OK, so this is a little weird, seeing so many of my odd little niche literary interests tossed into one pot together. I’d love to talk sometime about Endnote 24, because I read it as a palimpsest for nearly all the significant themes of IJ.
Long, perhaps-tedious lists have always caught my attention in reading. (I seem to find mild irritation at a book to be a productive source of response, ha.) Somewhere around here I have a blue book where in a final on American lit between WWI and WWII, I compared the loooooong list of Jay Gatsby’s guests over the summer (at the beginning of chapter 4) to the begats in Matthew and Luke (and boy, if you’d told me not long ago that I’d be citing the Bible twice in such a short span, I’d have been just as surprised as anybody). And the Iliad also has the Catalogue of Ships way up front. Like you, I’m always looking for a function for lists like that, because otherwise, honestly, any competent editor would redline them out, y’know?
Your mention of the Shield of Achilles made me think of the Auden poem, and then I remembered one of his most famous ekphrases: “Musée des Beaux Arts.” It’s a wonderful example of what I guess I would call the whole point of ekphrasis, which it seems to me is to describe the painting in a way that says something different from what the painting itself does. To use your terms, I think ekphrasis is most effective when it’s aesthetic—meaning using art to say something (which I know isn’t what it really means)—rather than journalistic, in the sense of just trying to re-create in words what’s done in pigment.
Anyway, as you say, time to say something actually about the book we’re here for. No more procrastinating with the stuff I like, it’s off to the Create a New Post window.
Oh, y’know, I was going to say—I’m not sure we’re supposed to think of the cures as animals specifically in an animal-rights kind of sense. That feels like small potatoes. (Especially once Maya Mehta shows us how sophisticated their psychology really is.) Or at least the conception of “animal rights” does. It’s not about the cures, it’s about the people. Lemme think more about where I think that’s going.
I’d love to talk about that end note too sometime! I’m sure I must’ve read your post way back then, but it’s good to have it brought to mind again.
I like what you say here about the function of ekphrasis.
I thought of the Auden poem when thinking of ekphrases generally, and of WCW’s similar poem. And, with your mention front-of-mind recently of the lovely ballad meter line with which Belt opens the story he shares, I’m reminded too of one of my favorite lines of poetry ever, by Auden about the death of Yeats: “When the brokers are roaring like beasts on the floor of the bourse.” Apropos of nothing, really, but a nice little bit of sound and imagery to have resurfaced.
I assumed others saw DFW in the teacher. Glad to see confirmation that my world isn’t as narrow as I fear.
As for the point of the transcripts, does reading the next section help with it or not (is this the place to ask that question? or is it too spoilerish)
I often think that Levin is just having a lot of fun–some of those discursive passages have to be a huge amount of fun to write. Is that a good enough reason to include something?
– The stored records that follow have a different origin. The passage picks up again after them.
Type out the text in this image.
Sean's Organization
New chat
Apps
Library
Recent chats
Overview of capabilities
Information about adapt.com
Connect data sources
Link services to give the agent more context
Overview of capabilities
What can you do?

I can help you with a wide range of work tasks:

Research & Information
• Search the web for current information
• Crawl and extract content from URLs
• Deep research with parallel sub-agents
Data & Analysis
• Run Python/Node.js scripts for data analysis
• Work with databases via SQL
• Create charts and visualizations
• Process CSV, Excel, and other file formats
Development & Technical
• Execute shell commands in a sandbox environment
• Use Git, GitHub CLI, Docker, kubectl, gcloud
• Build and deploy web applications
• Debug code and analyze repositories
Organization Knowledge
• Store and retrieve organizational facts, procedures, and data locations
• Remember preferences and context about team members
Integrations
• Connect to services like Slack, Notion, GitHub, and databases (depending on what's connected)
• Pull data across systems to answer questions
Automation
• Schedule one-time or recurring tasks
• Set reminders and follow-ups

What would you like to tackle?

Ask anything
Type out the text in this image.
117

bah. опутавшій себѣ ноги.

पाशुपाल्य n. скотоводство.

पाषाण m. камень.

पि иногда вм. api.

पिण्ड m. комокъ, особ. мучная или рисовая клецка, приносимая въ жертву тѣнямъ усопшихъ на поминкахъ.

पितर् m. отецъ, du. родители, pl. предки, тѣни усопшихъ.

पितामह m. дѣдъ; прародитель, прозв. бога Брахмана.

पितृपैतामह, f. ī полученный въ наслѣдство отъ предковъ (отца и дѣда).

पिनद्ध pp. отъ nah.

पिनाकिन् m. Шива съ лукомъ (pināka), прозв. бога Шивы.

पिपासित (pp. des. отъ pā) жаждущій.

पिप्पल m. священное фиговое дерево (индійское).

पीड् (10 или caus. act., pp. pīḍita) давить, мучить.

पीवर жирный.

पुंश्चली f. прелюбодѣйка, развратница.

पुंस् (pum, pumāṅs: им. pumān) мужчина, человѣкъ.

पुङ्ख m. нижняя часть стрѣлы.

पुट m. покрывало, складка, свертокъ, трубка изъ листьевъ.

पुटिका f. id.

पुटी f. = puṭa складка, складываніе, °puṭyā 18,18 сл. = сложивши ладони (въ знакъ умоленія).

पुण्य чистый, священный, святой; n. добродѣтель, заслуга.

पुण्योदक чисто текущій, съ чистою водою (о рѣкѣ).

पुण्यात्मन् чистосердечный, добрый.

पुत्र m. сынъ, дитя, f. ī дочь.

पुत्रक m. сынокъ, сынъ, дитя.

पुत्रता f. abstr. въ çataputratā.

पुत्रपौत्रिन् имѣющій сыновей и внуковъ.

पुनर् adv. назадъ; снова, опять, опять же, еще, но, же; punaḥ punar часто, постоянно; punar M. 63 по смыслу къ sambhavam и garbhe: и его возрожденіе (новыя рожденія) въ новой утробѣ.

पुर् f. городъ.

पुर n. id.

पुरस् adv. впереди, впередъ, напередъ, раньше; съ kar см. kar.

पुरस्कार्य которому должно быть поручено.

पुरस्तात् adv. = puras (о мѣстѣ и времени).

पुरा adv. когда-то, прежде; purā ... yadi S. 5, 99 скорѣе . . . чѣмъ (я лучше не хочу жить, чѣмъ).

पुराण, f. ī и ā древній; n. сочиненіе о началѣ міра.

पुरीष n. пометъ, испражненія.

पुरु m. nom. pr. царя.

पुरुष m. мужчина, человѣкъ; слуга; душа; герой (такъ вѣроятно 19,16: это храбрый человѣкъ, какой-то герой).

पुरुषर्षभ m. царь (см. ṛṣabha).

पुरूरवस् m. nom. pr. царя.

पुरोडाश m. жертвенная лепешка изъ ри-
I hope so.
Yeah, reading the section that follows definitely illuminates the point of the transcripts. I agree that writing this kind of stuff because it’s fun is worthwhile. I suspect that’s how a lot of iconic set pieces in novels are born. But even so, I have this inbuilt urge to question what function something serves; if it’s both fun and significant as a piece of the architecture of the book, then it’s all the more rewarding to me. If that sounds defensive, it’s not my intent; I agree with you wholeheartedly, in fact.
Daryl, I’m a dork and got so excited commenting on this post with examples (read: links) that I think I landed in comment jail (read: awaiting moderation). Because I dug this post that much.
Ah, thanks for letting me know. I’ve found the comment in comment purgatory and approved it.